Cuando en 1989 salió a la venta Foundation’s Friends, Stories in Honor of Isaac Asimov, pudimos leer una serie de homenajes literarios al novelista. Tras un preámbulo de Ray Bradbury, el volumen incluye relatos y artículos de Poul Anderson, Robert Silverberg, Frederik Pohl, Harry Turtledove y Orson Scott Card, entre otros. En todo caso, el más interesante en el área que nos ocupa es «The Fourth Law of Robotics», un cuento de Harry Harrison que nos permite recordar a dos de los personajes más conocidos de Asimov, el ingeniero Mike Donovan y la robopsicóloga Susan Calvin.

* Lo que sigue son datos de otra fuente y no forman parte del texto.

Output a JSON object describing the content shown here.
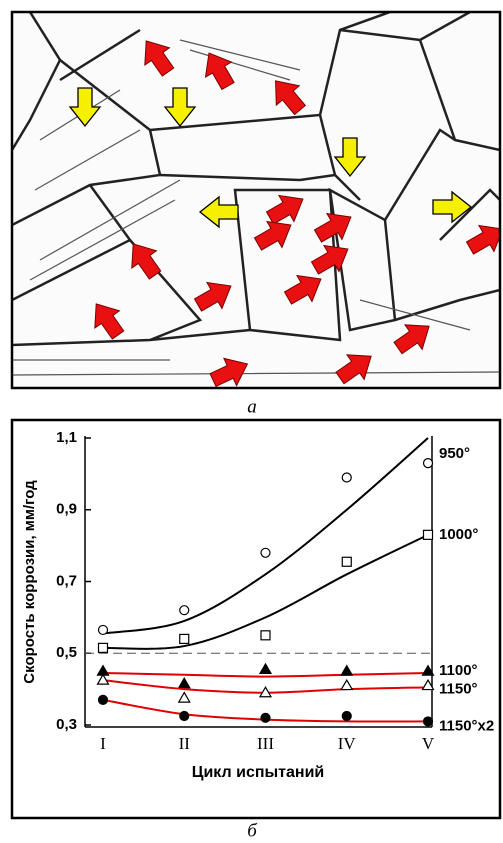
{
  "labels": {
    "a": "а",
    "b": "б"
  },
  "chart_data": {
    "type": "line",
    "y_label": "Скорость коррозии, мм/год",
    "x_label": "Цикл испытаний",
    "categories": [
      "I",
      "II",
      "III",
      "IV",
      "V"
    ],
    "ylim": [
      0.3,
      1.1
    ],
    "yticks": [
      {
        "value": 0.3,
        "label": "0,3"
      },
      {
        "value": 0.5,
        "label": "0,5"
      },
      {
        "value": 0.7,
        "label": "0,7"
      },
      {
        "value": 0.9,
        "label": "0,9"
      },
      {
        "value": 1.1,
        "label": "1,1"
      }
    ],
    "dashed_line": 0.5,
    "series": [
      {
        "name": "950°",
        "marker": "circle",
        "filled": false,
        "color": "#000000",
        "values": [
          0.565,
          0.62,
          0.78,
          0.99,
          1.03
        ],
        "trend": [
          0.555,
          0.59,
          0.72,
          0.9,
          1.1
        ]
      },
      {
        "name": "1000°",
        "marker": "square",
        "filled": false,
        "color": "#000000",
        "values": [
          0.515,
          0.54,
          0.55,
          0.755,
          0.83
        ],
        "trend": [
          0.515,
          0.52,
          0.6,
          0.72,
          0.83
        ]
      },
      {
        "name": "1100°",
        "marker": "triangle",
        "filled": true,
        "color": "#e00000",
        "values": [
          0.45,
          0.415,
          0.455,
          0.45,
          0.45
        ],
        "trend": [
          0.445,
          0.44,
          0.435,
          0.44,
          0.445
        ]
      },
      {
        "name": "1150°",
        "marker": "triangle",
        "filled": false,
        "color": "#e00000",
        "values": [
          0.425,
          0.375,
          0.39,
          0.41,
          0.41
        ],
        "trend": [
          0.425,
          0.4,
          0.39,
          0.4,
          0.405
        ]
      },
      {
        "name": "1150°x2",
        "marker": "circle",
        "filled": true,
        "color": "#e00000",
        "values": [
          0.37,
          0.325,
          0.32,
          0.325,
          0.31
        ],
        "trend": [
          0.37,
          0.33,
          0.315,
          0.31,
          0.31
        ]
      }
    ]
  }
}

La cuarta ley propuesta por Harrison en ese cuento dice así: «Un robot debe reproducirse, siempre que dicha reproducción no interfiera con la primera, la segunda o la tercera Ley».
Aunque parezca una ironía por parte del autor, lo cierto es que este cuarto mandamiento es de suma importancia si hablamos de inteligencia artificial y de un futuro en el que los robots diseñarán y fabricarán nuevos modelos. Dicho de otro modo: un futuro en el que construirán su propio linaje y guiarán su evolución.
Todo ello nos saca de la ficción para introducirnos en un área real y menos especulativa de lo que se cree. En esa línea de pensamiento se mueven teóricos de la robótica contemporánea como Hans Moravec, un firme partidario de la vigencia de las tres leyes a la hora de crear nuevos dispositivos.
En el fondo, la intuición de Asimov ha acabado convirtiéndose en un esquema ético sobre el que aún reflexionan los ingenieros. Así lo demuestra el hecho de que, en marzo de 2007, el Gobierno de Corea del Sur anunciase una serie de normas inspiradas en las tres leyes. El portavoz de aquella propuesta institucional, Park Hye-Young, justificó esas precauciones frente a los micrófonos de la agencia AFP. «Imagine ‒dijo‒ que llegue a haber propietarios de robots que los traten como su las máquinas fueran sus esposas. Otros puede que lleguen a volverse adictos a la interacción con los robots del mismo modo en que hay internautas enganchados al ciberespacio».
Ese porvenir anunciado por Hye-Young está muy cerca de nosotros. De ahí que hoy, varios años después, uno lea su borrador con la seguridad de que anunciaba retos que aún no hemos asumido del todo: «En el siglo XXI ‒leemos en ese texto de 2007‒, la humanidad coexistirá con la primera inteligencia no humana con la que establecerá contacto: los robots. Será un evento lleno de problemas éticos, sociales y económicos».
Como ven, todo gira alrededor de cuestiones éticas, y por eso mismo, la mejor forma de agradecer a Asimov su clarividencia consiste en someter a escrutinio sus leyes.
Sobre todo, hemos de hacerlo antes de que el futuro nos alcance, y en esta era de vértigo y aceleración, salgan a nuestro encuentro inteligencias artificiales capaces de elegir su comportamiento a un nivel sobrehumano.